Еще одна змея свисала с шеи мрачной богини, и ее разверстая пасть зияла над самым алтарем, так что в неверном свете казалось, будто капли яда сочатся на жертвенный камень. Опущенное лицо бронзовой Астарты, близко посаженные глаза, уставленные в одну точку, — все вызывало трепет, наполняя душу страхом.
Шаги отдавались от сводов и стен храма глухо, но многократно, будто шел не один человек. По мере приближения к алтарю звук шагов становился четче, и иллюзия пропадала.
Вошедший — высокий мужчина, закутанный в длинный плащ, остановился, не дойдя до алтаря шагов двадцать и не крикнул, а негромко позвал:
— Лаокоон!
Казалось, его зов нельзя было услышать и в десятке локтей.

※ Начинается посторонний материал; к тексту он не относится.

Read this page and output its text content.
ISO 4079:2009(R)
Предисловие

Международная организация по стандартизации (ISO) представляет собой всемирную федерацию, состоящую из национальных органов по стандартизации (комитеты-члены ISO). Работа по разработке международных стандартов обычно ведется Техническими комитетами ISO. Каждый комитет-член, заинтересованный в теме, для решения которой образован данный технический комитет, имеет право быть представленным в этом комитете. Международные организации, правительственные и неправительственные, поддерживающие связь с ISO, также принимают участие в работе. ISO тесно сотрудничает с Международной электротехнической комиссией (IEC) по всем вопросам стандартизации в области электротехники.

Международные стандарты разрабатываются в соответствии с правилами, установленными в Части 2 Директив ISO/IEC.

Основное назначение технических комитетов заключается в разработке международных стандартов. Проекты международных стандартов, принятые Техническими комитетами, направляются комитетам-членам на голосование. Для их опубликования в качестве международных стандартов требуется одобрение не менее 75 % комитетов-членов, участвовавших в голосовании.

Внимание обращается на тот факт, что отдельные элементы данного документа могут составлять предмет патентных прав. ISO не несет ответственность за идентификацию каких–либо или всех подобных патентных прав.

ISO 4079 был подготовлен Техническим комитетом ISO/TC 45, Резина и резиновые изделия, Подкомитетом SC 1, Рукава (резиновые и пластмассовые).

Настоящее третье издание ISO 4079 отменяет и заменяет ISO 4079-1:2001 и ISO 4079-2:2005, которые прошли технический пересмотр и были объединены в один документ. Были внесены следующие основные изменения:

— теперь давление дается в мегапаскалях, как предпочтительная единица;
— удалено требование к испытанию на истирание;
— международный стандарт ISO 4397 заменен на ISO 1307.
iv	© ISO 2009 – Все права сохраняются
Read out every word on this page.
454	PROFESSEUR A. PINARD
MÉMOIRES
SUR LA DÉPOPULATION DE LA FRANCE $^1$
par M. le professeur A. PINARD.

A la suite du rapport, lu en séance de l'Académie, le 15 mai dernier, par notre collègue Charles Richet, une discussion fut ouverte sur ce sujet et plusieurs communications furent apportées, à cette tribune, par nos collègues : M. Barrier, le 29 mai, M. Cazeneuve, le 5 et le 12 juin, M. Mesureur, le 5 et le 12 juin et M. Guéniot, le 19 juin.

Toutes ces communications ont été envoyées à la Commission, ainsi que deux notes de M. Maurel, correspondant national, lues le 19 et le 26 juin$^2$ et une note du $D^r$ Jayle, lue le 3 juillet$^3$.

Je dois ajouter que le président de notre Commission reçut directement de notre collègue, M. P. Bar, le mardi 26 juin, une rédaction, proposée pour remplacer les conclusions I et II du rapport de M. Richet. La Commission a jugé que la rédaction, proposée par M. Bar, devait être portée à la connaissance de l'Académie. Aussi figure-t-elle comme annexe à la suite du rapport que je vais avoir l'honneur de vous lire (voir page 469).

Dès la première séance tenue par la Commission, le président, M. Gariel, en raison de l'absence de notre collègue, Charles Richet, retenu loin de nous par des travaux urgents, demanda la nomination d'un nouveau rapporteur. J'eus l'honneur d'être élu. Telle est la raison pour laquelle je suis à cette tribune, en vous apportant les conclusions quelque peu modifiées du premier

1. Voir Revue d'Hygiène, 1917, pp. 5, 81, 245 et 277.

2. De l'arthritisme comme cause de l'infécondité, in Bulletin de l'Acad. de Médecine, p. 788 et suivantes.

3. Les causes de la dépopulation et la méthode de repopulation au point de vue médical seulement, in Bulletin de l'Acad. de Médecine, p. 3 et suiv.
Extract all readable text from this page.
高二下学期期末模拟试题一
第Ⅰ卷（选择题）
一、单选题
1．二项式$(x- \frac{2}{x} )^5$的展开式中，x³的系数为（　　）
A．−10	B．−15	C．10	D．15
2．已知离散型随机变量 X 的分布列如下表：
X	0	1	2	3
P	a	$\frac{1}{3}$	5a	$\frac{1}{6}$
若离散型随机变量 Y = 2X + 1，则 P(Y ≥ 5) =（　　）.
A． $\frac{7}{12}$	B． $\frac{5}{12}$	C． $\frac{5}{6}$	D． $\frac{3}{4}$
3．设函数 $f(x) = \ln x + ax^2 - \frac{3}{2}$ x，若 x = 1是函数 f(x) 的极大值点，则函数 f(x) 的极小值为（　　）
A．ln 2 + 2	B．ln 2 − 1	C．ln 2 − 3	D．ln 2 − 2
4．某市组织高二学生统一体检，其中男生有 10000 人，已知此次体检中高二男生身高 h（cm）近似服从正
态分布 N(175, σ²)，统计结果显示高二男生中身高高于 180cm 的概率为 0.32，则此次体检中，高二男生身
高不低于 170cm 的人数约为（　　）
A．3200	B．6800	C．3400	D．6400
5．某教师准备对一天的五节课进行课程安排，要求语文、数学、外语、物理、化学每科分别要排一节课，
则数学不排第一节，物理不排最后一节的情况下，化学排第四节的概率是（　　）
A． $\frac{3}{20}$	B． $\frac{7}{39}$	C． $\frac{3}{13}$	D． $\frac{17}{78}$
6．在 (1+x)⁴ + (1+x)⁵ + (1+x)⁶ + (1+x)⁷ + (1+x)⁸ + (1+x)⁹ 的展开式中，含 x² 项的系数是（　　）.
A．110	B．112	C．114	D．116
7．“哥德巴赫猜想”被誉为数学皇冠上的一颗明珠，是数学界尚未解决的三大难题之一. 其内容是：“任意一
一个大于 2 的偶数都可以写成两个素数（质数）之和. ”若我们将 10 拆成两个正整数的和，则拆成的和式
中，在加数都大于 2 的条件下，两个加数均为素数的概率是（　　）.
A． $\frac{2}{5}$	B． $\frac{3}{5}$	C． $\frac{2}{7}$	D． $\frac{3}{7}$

Однако в темной нише позади статуи произошло какое–то движение, мелькнул свет, и из невидимой двери показалась фигура человека. Светильник в его высоко поднятой руке освещал контуры сильного мужского тела, задрапированного темно–синей хламидой. Из тьмы все яснее проступало лицо жреца — резкое, спокойное, со сросшимися черными бровями и глубоко посаженными темными глазами. Недлинная борода обрамляла это лицо, поблескивая густой проседью, красиво подчеркивая мягкую смуглоту щек.
Жрец Астарты медленно обошел статую. Он всматривался в полумрак, не желая ошибиться: слух уже подсказал ему, кто произнес его имя, но он хотел увериться, что не ослышался. Наконец, его губы раздвинулись в улыбку.
— Да будет мир в твоей душе, царевич Парис! Чего ты хочешь от богини?
При этом Лаокоон поднес свой светильник почти к самому лицу молодого человека. Обычно покрытое свежим румянцем, это лицо на сей раз показалось жрецу Астарты бледным. Оно даже как будто немного осунулось, а глаза покраснели, словно от бессонной ночи. Светлые волосы, всегда заботливо расчесанные и завитые ловкими руками рабынь, были в некотором беспорядке — кокетливые локоны развились и не благоухали, как прежде, драгоценными благовониями. Даже оделся Парис проще обычного: темные, без отделки и украшений, хитон и плащ, сандалии с высокой шнуровкой. Только пояс из узорной змеиной кожи с золотыми бляшками да сдвинутая на затылок фригийская шапочка с небольшой золотой пряжкой оживляли этот наряд.
— Я пришел не докучать великой богине, Лаокоон, — ответил Парис на вопрос жреца. — Мне нужно поговорить с тобой.
— Говори.
Парис передернул плечами.
— Нас здесь никто не услышит?
— Здесь никого нет, — ответил жрец. — Мои сыновья в городе, я отпустил их. Ведь сегодня — праздник. Так повелел твой отец.
— Да, — голос царевича выдавал одновременно злобу и горечь. — Да, праздник. Только не у меня.
Лаокоон молчал, все так же держа светильник у самого лица Париса, и тот поспешно добавил:
— Только не подумай, что я не радуюсь спасению и возвращению моего брата!
— Именно это я и думаю, и именно так оно и есть! — вновь улыбнулся Лаокоон. — Во всей Троаде найдется, быть может, с десяток человек, которые не любят Гектора, и один из них — ты, блистательный Парис!
— Это неправда! — резко произнес молодой человек. — Да, я не обожаю его так, как многие другие троянцы, но я понимаю, что он — величайший герой, и восхищаюсь им. Это он меня не любит. Но дело и не в нем. Я не могу радоваться вместе со всеми, потому что вскоре меня ждет позор! И ты, служитель великой Астарты, хорошо это знаешь.
— Я знаю, что в условия мира, который обсуждали Приам и Агамемнон, входит непременное возвращение брату Агамемнона его жены, — спокойно сказал Лаокоон.
— Это — моя жена! — вскрикнул Парис, заливаясь краской и топая ногой, так что звук отозвался во всех углах храма и в нишах стен, будто разом затопали с десяток человек. — И я не могу так спокойно отдать ее! Не могу!